Travel back to the Georgian years, a time that changed expectations of what life could be. Peek into the gilded drawing rooms of the aristocracy, walk down the quiet avenues of the new middle class, and crouch in the damp doorways of the poor. But watch your wallet - tourists make perfect prey for the thriving community of hawkers, prostitutes and scavengers.
Visit the madhouses of Hackney, the workshops of Soho and the mean streets of Cheapside. Have a coffee in the city, check the stock exchange, and pop into St Paul's to see progress on the new dome.
This book is about the Georgians who called London their home, from dukes and artists to rent boys and hot air balloonists meeting dog-nappers and life-models along the way. It investigates the legacies they left us in architecture and art, science and society, and shows the making of the capital millions know and love today.

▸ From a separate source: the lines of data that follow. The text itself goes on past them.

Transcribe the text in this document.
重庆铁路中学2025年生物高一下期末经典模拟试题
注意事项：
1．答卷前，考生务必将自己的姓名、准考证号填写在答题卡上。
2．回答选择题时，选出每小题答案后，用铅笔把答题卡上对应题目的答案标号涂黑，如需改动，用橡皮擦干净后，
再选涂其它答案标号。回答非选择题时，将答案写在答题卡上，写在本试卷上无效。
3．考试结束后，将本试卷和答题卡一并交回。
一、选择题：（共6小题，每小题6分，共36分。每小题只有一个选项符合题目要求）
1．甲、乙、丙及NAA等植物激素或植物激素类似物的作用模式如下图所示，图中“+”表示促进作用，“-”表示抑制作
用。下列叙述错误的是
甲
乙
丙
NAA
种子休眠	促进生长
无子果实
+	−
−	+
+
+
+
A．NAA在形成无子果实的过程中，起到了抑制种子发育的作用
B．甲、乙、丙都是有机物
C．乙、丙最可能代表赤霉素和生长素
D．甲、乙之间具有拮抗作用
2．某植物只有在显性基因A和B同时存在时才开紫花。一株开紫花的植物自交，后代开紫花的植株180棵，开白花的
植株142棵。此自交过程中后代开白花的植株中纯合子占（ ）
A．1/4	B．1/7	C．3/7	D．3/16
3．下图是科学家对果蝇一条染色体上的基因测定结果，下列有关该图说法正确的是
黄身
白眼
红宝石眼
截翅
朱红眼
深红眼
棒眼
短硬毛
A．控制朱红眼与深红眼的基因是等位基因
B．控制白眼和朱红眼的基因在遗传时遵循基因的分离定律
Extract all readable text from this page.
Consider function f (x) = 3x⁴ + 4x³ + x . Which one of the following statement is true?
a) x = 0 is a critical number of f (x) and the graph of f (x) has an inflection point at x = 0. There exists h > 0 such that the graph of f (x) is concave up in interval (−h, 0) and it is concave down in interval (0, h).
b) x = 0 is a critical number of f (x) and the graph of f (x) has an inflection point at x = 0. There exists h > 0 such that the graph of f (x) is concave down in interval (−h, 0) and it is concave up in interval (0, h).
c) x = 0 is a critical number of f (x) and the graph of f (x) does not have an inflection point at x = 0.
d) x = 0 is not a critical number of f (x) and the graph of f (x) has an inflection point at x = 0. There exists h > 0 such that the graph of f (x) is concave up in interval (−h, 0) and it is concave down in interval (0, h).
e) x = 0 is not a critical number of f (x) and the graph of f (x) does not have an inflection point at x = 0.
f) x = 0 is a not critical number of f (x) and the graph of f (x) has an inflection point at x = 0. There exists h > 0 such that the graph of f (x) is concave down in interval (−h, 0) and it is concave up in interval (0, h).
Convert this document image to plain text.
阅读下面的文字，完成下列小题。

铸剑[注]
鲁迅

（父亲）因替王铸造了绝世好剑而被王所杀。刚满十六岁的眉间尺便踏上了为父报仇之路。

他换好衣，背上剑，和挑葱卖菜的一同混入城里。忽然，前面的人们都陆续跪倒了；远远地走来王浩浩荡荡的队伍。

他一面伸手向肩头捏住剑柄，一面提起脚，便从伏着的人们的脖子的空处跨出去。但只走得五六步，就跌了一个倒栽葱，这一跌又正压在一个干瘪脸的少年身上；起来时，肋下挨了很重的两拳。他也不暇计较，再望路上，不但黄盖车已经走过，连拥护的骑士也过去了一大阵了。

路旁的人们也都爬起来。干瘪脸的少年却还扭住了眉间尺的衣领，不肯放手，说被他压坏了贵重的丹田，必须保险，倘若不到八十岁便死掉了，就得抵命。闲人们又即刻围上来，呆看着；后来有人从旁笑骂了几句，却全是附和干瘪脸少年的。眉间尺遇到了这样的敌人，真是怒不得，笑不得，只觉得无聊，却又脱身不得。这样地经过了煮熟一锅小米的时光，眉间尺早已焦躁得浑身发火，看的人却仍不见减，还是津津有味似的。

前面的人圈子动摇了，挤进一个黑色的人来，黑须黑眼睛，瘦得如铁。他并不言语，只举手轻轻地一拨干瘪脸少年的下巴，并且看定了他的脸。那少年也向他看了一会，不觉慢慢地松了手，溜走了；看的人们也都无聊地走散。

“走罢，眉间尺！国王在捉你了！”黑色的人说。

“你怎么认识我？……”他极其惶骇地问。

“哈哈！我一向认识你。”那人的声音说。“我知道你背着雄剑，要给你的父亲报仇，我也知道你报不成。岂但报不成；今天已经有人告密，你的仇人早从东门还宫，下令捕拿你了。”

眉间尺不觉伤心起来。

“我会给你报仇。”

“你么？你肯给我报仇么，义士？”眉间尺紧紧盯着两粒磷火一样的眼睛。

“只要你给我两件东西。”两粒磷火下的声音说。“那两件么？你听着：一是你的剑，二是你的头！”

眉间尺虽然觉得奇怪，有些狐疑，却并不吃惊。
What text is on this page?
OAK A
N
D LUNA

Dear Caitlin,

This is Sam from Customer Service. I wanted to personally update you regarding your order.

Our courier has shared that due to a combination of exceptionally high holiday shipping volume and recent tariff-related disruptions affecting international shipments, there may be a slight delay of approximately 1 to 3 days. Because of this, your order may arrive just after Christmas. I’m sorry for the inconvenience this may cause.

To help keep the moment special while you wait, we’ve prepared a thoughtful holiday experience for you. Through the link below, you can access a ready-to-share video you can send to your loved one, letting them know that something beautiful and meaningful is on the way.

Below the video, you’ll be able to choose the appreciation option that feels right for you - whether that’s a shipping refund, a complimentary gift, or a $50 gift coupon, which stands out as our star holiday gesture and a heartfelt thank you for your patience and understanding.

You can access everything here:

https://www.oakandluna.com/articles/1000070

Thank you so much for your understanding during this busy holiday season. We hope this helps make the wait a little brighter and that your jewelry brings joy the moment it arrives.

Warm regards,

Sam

'Read and be amazed by a city you thought you knew' Jonathan Foyle, World Monuments Fund
'Jam-packed with unusual insights and facts. A great read from a talented new historian' Independent
'Pacy, superbly researched. The real sparkle lies in its relentless cavalcade of insightful anecdotes . . . There's much to treasure here' Londonist
'Inglis has a good ear for the outlandish, the farcical, the bizarre and the macabre. A wonderful popular history of Hanoverian London' London Historians
In 2009 Lucy Inglis began blogging on the lesser-known aspects of London during the Eighteenth Century - including food, immigration and sex - at GeorgianLondon.com. She lives in London with her husband. Georgian London is her first book.